Die Männer setzten sich. Vorerst sagte niemand ein Wort. Gordana, um die es eigentlich ging, wurde hinausgeschickt. Im Hof musste sie sich weiterhin um die Kühe kümmern.
„Nun“, begann Angus. „Was führt euch zu mir.“ Zu Matthew gewandt, sagte er noch: „Wie ich hörte, möchtest du um die Hand meiner Tochter bitten?“
„Ja, Mr. McGregor, das möchte ich“, bekannte Matthew, errötend wie ein kleiner Junge, der bei einem Spaß ertappt wurde.
„Kyle, was sagst du dazu?“, wandte sich Angus fragend an Matthews Vater, der bisher still neben seinem Sohn gesessen hatte.

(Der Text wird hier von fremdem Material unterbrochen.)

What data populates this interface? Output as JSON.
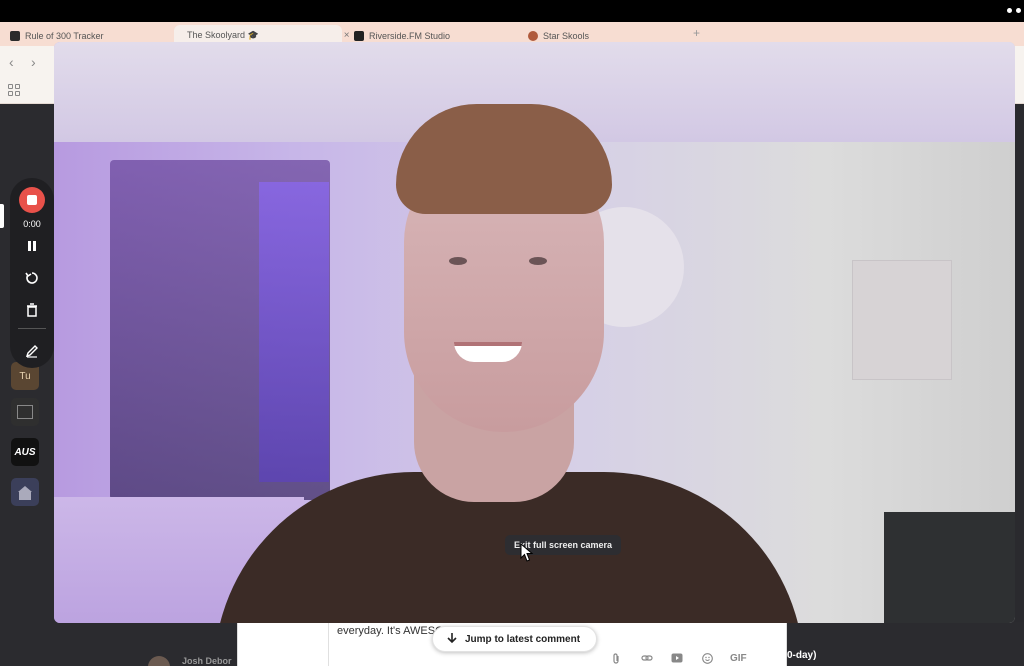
{
  "browser": {
    "tabs": [
      {
        "title": "Rule of 300 Tracker",
        "favicon_color": "#2b2b2b"
      },
      {
        "title": "The Skoolyard 🎓",
        "favicon_color": "#d9534f",
        "active": true,
        "close_glyph": "×"
      },
      {
        "title": "Riverside.FM Studio",
        "favicon_color": "#222222"
      },
      {
        "title": "Star Skools",
        "favicon_color": "#b05a3c"
      }
    ],
    "new_tab_glyph": "+"
  },
  "recorder": {
    "timer": "0:00",
    "tools": [
      "pause-icon",
      "restart-icon",
      "delete-icon",
      "draw-icon"
    ]
  },
  "sidebar": {
    "app_icons": [
      {
        "name": "tu-app-icon",
        "label": "Tu",
        "color": "#5a4632"
      },
      {
        "name": "calendar-app-icon",
        "label": "",
        "color": "#2f2f2f"
      },
      {
        "name": "aus-app-icon",
        "label": "AUS",
        "color": "#111111"
      },
      {
        "name": "home-app-icon",
        "label": "",
        "color": "#3b3f5a"
      }
    ]
  },
  "camera": {
    "tooltip": "Exit full screen camera"
  },
  "composer": {
    "text": "everyday. It's AWESO",
    "icons": [
      "attach-icon",
      "link-icon",
      "video-icon",
      "emoji-icon"
    ],
    "gif_label": "GIF"
  },
  "jump_button": {
    "label": "Jump to latest comment"
  },
  "comment_author": "Josh Debor",
  "post_title_fragment": "0-day)"
}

„Ich stehe der Verbindung nicht im Wege, wenn du nichts dagegen hast“, erwiderte Kyle MacDonalds.
„Was bietet ihr für meine Tochter?“, begann nun Angus zu handeln, als wäre seine Tochter eine Kuh, die verkauft werden sollte. „Was ich biete, das wisst ihr bereits. Matthew wird meinen Titel als Chief des Clans erben, wenn ich das Zeitliche segne.“
„Wir hätten noch drei Pferde, zwei Zugochsen, acht Kühe im besten Alter, die sehr gute Milch geben und zwanzig Schafe“, zählte Kyle seinen Gegenwert auf. Die Männer handelten wie auf einem orientalischen Basar.
„Nun, es ist nicht viel, aber besser als gar nichts. Ich weiß, ihr habt nicht sehr viel. Ich denke aber, Matthew ist eine gute Partie für meine Gordana, die natürlich gesund und munter ist, wie ein Fisch im Wasser.“
Während die Männer im Haus über Gordanas Schicksal verhandelten, hielt diese es nicht mehr aus. Sie musste sich anschleichen und horchen. Gerade noch hörte sie, wie ihr Vater sie anpries und verschachern wollte, wie ein Stück Vieh. Als sie erfuhr, dass er dem ohnehin nicht mit Reichtum gesegneten Kyle MacDonald noch einen Großteil seiner Herde für seine Zustimmung zur Heirat abverlangte, fuhr sie entsetzt zusammen.
„Wann gedenkt ihr, die Hochzeit stattfinden zu lassen?“, hörte sie Matthew ihren Vater fragen.
„So schnell wie möglich, Gordana ist kaum mehr zu bändigen“, meinte ihr Vater darauf. „Am besten zum Ende dieses Monats, am Vollmondtag. Bis dahin können wir noch einiges vorbereiten.“
„Damit sind wir einverstanden“, bestimmte Kyle McDonald einfach über den Kopf seines Sohnes hinweg. „Matthew, richte dich ein, dass du da nicht gerade auf der Jagd bist.“
„Ja, Vater“, leierte der völlig verschüchterte junge Mann seinen Spruch herunter.
„Psst, psst“, hörte Gordana plötzlich hinter sich. Sie drehte sich um und sah Aidan am Zaun stehen und ihr zuwinken. Erfreut eilte sie schnellstmöglich zu ihm hin.
„Gut, dass du da bist“, freute sich Gordana. „Mein Vater hat eben bestimmt, wann die Hochzeit mit Matthew stattfinden soll. Am Vollmondtag soll es bereits soweit sein“, berichtete sie mit kurzen Worten.
„Warte heute Abend auf mein Zeichen“, sagte Aidan nur. „Vertrau mir, wir finden einen Weg.“ Schnell küsste er seine geliebte Freundin und verschwand wieder zwischen den Büschen.
Gordana konnte gerade noch so tun, als würde sie im Beet Unkraut jäten, als ihr Vater aus der Hütte trat und nach ihr rief.
„Ich komme, Vater“, rief Gordana aufgeregt und eilte zu ihrem Vater.
„Komm rein, wir haben dir etwas zu sagen. Und keinen Widerspruch, damit dein zukünftiger Gatte keinen schlechten Eindruck von dir bekommt“, befahl Angus ihr nur, ehe er vor ihr zurück in die Hütte ging. Gordana folgte ihm ohne ein Wort, doch mit einem Fünkchen Hoffnung im Herzen.